This spring I was asked by Ed Neelands to provide a camera system that will allow him to keep an eye on his cows while they are calving. Without it, he has to get up in the middle of the night and walk out to the barn to make sure everything is all right. With it, he can not only check on the interior of the barn at night but he can leave the image on his computer all day long and check it any time he passes by.
The system works like any other network camera system except that, because of the distance between the barn and the house, a wireless access point repeater was required to transfer the images across the distance without having to run a cable.
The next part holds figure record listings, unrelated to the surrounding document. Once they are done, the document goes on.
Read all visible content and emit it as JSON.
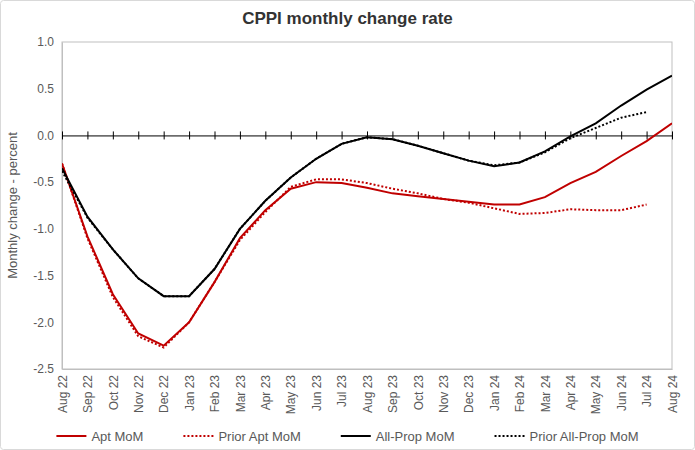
{
  "chart_data": {
    "type": "line",
    "title": "CPPI monthly change rate",
    "y_label": "Monthly change - percent",
    "categories": [
      "Aug 22",
      "Sep 22",
      "Oct 22",
      "Nov 22",
      "Dec 22",
      "Jan 23",
      "Feb 23",
      "Mar 23",
      "Apr 23",
      "May 23",
      "Jun 23",
      "Jul 23",
      "Aug 23",
      "Sep 23",
      "Oct 23",
      "Nov 23",
      "Dec 23",
      "Jan 24",
      "Feb 24",
      "Mar 24",
      "Apr 24",
      "May 24",
      "Jun 24",
      "Jul 24",
      "Aug 24"
    ],
    "ylim": [
      -2.5,
      1.0
    ],
    "yticks": [
      -2.5,
      {
        "value": -2,
        "label": "-2.0"
      },
      -1.5,
      {
        "value": -1,
        "label": "-1.0"
      },
      -0.5,
      {
        "value": 0,
        "label": "0.0"
      },
      0.5,
      {
        "value": 1,
        "label": "1.0"
      }
    ],
    "grid": false,
    "legend": "bottom",
    "series": [
      {
        "name": "Apt MoM",
        "color": "#c00000",
        "line_style": "solid",
        "values": [
          -0.3,
          -1.08,
          -1.7,
          -2.12,
          -2.25,
          -2.0,
          -1.57,
          -1.1,
          -0.8,
          -0.57,
          -0.5,
          -0.51,
          -0.56,
          -0.62,
          -0.65,
          -0.68,
          -0.71,
          -0.74,
          -0.74,
          -0.66,
          -0.51,
          -0.39,
          -0.22,
          -0.06,
          0.13
        ]
      },
      {
        "name": "Prior Apt MoM",
        "color": "#c00000",
        "line_style": "dotted",
        "values": [
          -0.3,
          -1.1,
          -1.73,
          -2.15,
          -2.27,
          -2.0,
          -1.57,
          -1.12,
          -0.82,
          -0.55,
          -0.47,
          -0.47,
          -0.51,
          -0.57,
          -0.62,
          -0.68,
          -0.72,
          -0.78,
          -0.84,
          -0.83,
          -0.79,
          -0.8,
          -0.8,
          -0.74,
          null
        ]
      },
      {
        "name": "All-Prop MoM",
        "color": "#000000",
        "line_style": "solid",
        "values": [
          -0.35,
          -0.87,
          -1.22,
          -1.53,
          -1.72,
          -1.72,
          -1.43,
          -1.0,
          -0.7,
          -0.45,
          -0.25,
          -0.09,
          -0.02,
          -0.04,
          -0.11,
          -0.19,
          -0.27,
          -0.33,
          -0.29,
          -0.17,
          -0.01,
          0.13,
          0.32,
          0.49,
          0.64
        ]
      },
      {
        "name": "Prior All-Prop MoM",
        "color": "#000000",
        "line_style": "dotted",
        "values": [
          -0.38,
          -0.88,
          -1.22,
          -1.53,
          -1.72,
          -1.72,
          -1.43,
          -1.0,
          -0.7,
          -0.45,
          -0.25,
          -0.09,
          -0.02,
          -0.04,
          -0.11,
          -0.19,
          -0.27,
          -0.32,
          -0.29,
          -0.18,
          -0.03,
          0.08,
          0.19,
          0.25,
          null
        ]
      }
    ]
  }
}
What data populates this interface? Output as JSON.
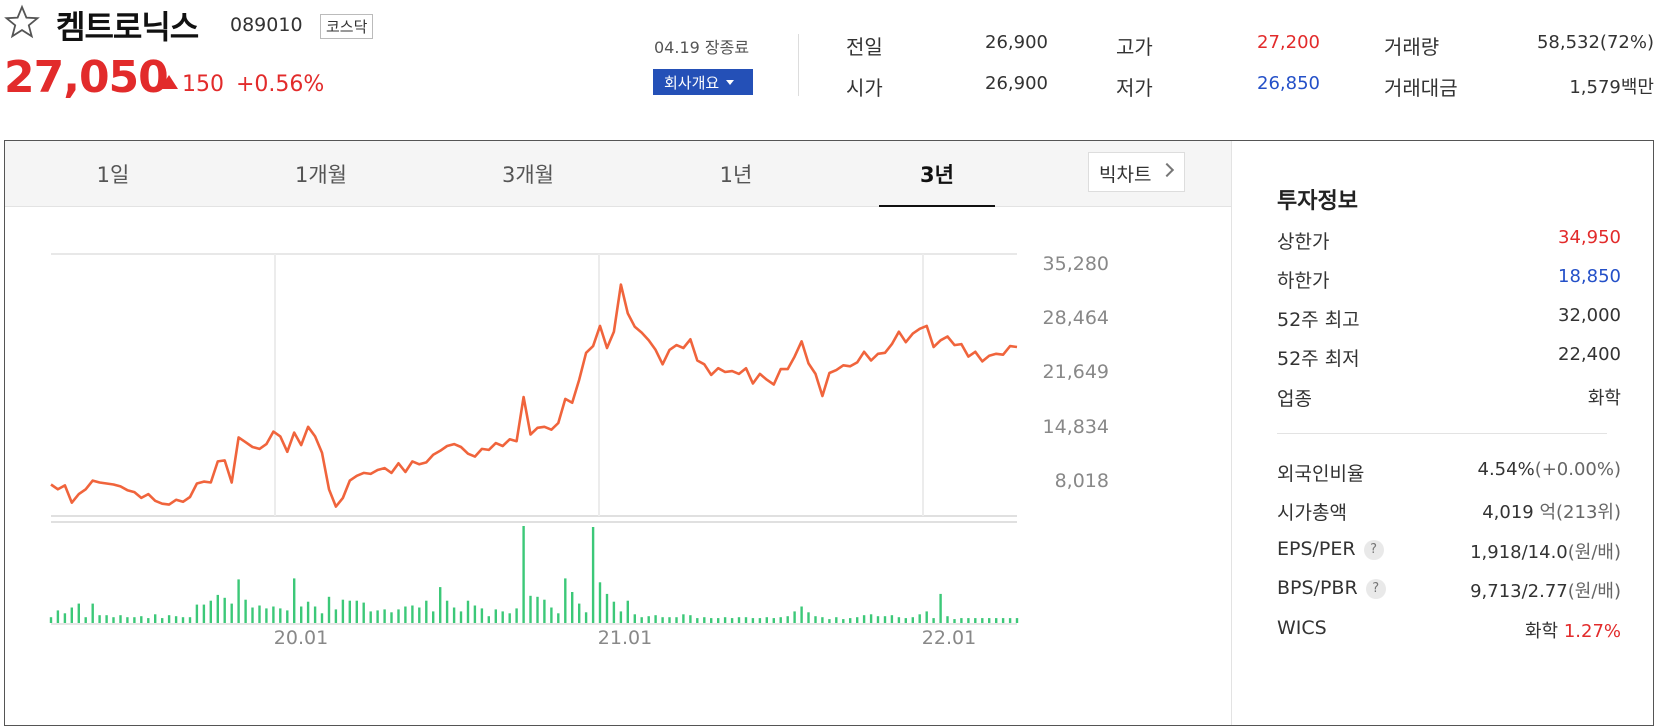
{
  "header": {
    "name": "켐트로닉스",
    "code": "089010",
    "market": "코스닥",
    "price": "27,050",
    "change": "150",
    "change_pct": "+0.56%",
    "close_date": "04.19 장종료",
    "company_button": "회사개요",
    "stats": {
      "prev_label": "전일",
      "prev": "26,900",
      "high_label": "고가",
      "high": "27,200",
      "volume_label": "거래량",
      "volume": "58,532(72%)",
      "open_label": "시가",
      "open": "26,900",
      "low_label": "저가",
      "low": "26,850",
      "amount_label": "거래대금",
      "amount": "1,579백만"
    },
    "colors": {
      "up": "#e22b2b",
      "down": "#2450c8",
      "button": "#2450b7"
    }
  },
  "tabs": [
    "1일",
    "1개월",
    "3개월",
    "1년",
    "3년"
  ],
  "active_tab": "3년",
  "big_chart_button": "빅차트",
  "invest": {
    "title": "투자정보",
    "upper_label": "상한가",
    "upper": "34,950",
    "lower_label": "하한가",
    "lower": "18,850",
    "high52_label": "52주 최고",
    "high52": "32,000",
    "low52_label": "52주 최저",
    "low52": "22,400",
    "sector_label": "업종",
    "sector": "화학",
    "foreign_label": "외국인비율",
    "foreign": "4.54%",
    "foreign_chg": "(+0.00%)",
    "mcap_label": "시가총액",
    "mcap": "4,019",
    "mcap_unit": "억(213위)",
    "eps_label": "EPS/PER",
    "eps": "1,918/14.0",
    "eps_unit": "(원/배)",
    "bps_label": "BPS/PBR",
    "bps": "9,713/2.77",
    "bps_unit": "(원/배)",
    "wics_label": "WICS",
    "wics": "화학",
    "wics_pct": "1.27%",
    "help_icon": "?"
  },
  "chart_data": {
    "type": "line",
    "y_ticks": [
      "35,280",
      "28,464",
      "21,649",
      "14,834",
      "8,018"
    ],
    "x_ticks": [
      "20.01",
      "21.01",
      "22.01"
    ],
    "ylim": [
      8018,
      35280
    ],
    "price_color": "#f0643c",
    "volume_color": "#3cc878",
    "price_series": [
      11300,
      10800,
      11200,
      9400,
      10300,
      10800,
      11700,
      11500,
      11400,
      11300,
      11100,
      10700,
      10500,
      9900,
      10300,
      9600,
      9300,
      9200,
      9700,
      9500,
      10000,
      11400,
      11600,
      11500,
      13700,
      13800,
      11500,
      16200,
      15700,
      15200,
      15000,
      15500,
      16800,
      16300,
      14700,
      16700,
      15400,
      17300,
      16300,
      14600,
      10800,
      9000,
      9900,
      11700,
      12200,
      12500,
      12400,
      12800,
      13000,
      12500,
      13500,
      12600,
      13700,
      13400,
      13600,
      14400,
      14800,
      15300,
      15500,
      15200,
      14500,
      14200,
      15000,
      14900,
      15600,
      15300,
      16000,
      15800,
      20400,
      16500,
      17200,
      17300,
      17000,
      17700,
      20200,
      19800,
      22200,
      25000,
      25700,
      27800,
      25500,
      27200,
      32100,
      29100,
      27700,
      27100,
      26300,
      25300,
      23800,
      25300,
      25800,
      25500,
      26400,
      24200,
      23800,
      22700,
      23400,
      23000,
      23100,
      22800,
      23400,
      21800,
      22800,
      22200,
      21700,
      23300,
      23300,
      24600,
      26200,
      23900,
      22800,
      20500,
      22900,
      23200,
      23700,
      23600,
      24000,
      25100,
      24200,
      24900,
      25000,
      25900,
      27200,
      26100,
      27000,
      27500,
      27800,
      25600,
      26300,
      26700,
      25800,
      25900,
      24600,
      25100,
      24100,
      24700,
      24900,
      24800,
      25700,
      25600
    ],
    "volume_series": [
      0.06,
      0.13,
      0.1,
      0.16,
      0.2,
      0.06,
      0.2,
      0.08,
      0.08,
      0.06,
      0.08,
      0.06,
      0.06,
      0.07,
      0.05,
      0.09,
      0.05,
      0.08,
      0.07,
      0.06,
      0.06,
      0.19,
      0.19,
      0.23,
      0.29,
      0.26,
      0.2,
      0.45,
      0.24,
      0.16,
      0.18,
      0.15,
      0.17,
      0.15,
      0.13,
      0.46,
      0.17,
      0.22,
      0.17,
      0.1,
      0.27,
      0.14,
      0.24,
      0.23,
      0.23,
      0.21,
      0.12,
      0.13,
      0.14,
      0.11,
      0.14,
      0.17,
      0.18,
      0.16,
      0.23,
      0.12,
      0.37,
      0.23,
      0.16,
      0.12,
      0.23,
      0.18,
      0.15,
      0.07,
      0.14,
      0.12,
      0.1,
      0.15,
      1.0,
      0.28,
      0.27,
      0.24,
      0.16,
      0.1,
      0.46,
      0.32,
      0.2,
      0.11,
      0.99,
      0.42,
      0.3,
      0.22,
      0.12,
      0.23,
      0.09,
      0.06,
      0.07,
      0.08,
      0.06,
      0.06,
      0.06,
      0.09,
      0.08,
      0.05,
      0.06,
      0.05,
      0.05,
      0.06,
      0.05,
      0.06,
      0.06,
      0.05,
      0.05,
      0.06,
      0.05,
      0.06,
      0.07,
      0.12,
      0.17,
      0.11,
      0.07,
      0.06,
      0.04,
      0.06,
      0.04,
      0.05,
      0.06,
      0.08,
      0.09,
      0.07,
      0.07,
      0.08,
      0.06,
      0.05,
      0.06,
      0.09,
      0.12,
      0.05,
      0.3,
      0.07,
      0.04,
      0.05,
      0.05,
      0.05,
      0.05,
      0.05,
      0.05,
      0.05,
      0.05,
      0.05
    ]
  }
}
A pair of high definition cameras were installed in the barn to cover the two stalls that were of concern. They were powered by a switch that was also installed in the barn, and linked them to the wireless repeater that was installed on the exterior of the barn. The wireless receiver was installed on the garage and a network cable was run from there into the house. At his desk, we set up a Network Video Recorder. Although it only uses two cameras, the 4-zone NVR, as well as the 4-port switch in the barn, will allow for two more cameras to be added if he wishes. He can switch from a single view to a 4 camera view, or he can set it to rotate between views. If something on a particular view catches his eye, he can remotely zoom in the camera to get a better look. In daylight there is a clear, bright high-definition image. At night or in low-light conditions, the camera will automatically switch to black and white in order to use its resources more effectively to capture detail in the dark.
The NVR also allows Ed to download an app to an Android or Apple phone or tablet which will give him the same control and functionality from anywhere in the world.
In Ed’s case his barn has electrical power, which is required to power the cameras and the switch. If a barn has no electrical power, this same system can be powered by a small solar panel. The wireless repeater requires a direct line of site between the transmitter and receiver and, when properly aligned, it can send a signal up to two kilometers away.
This same setup can be adapted to provide video surveillance in outdoor areas or outbuildings in any commercial or residential application.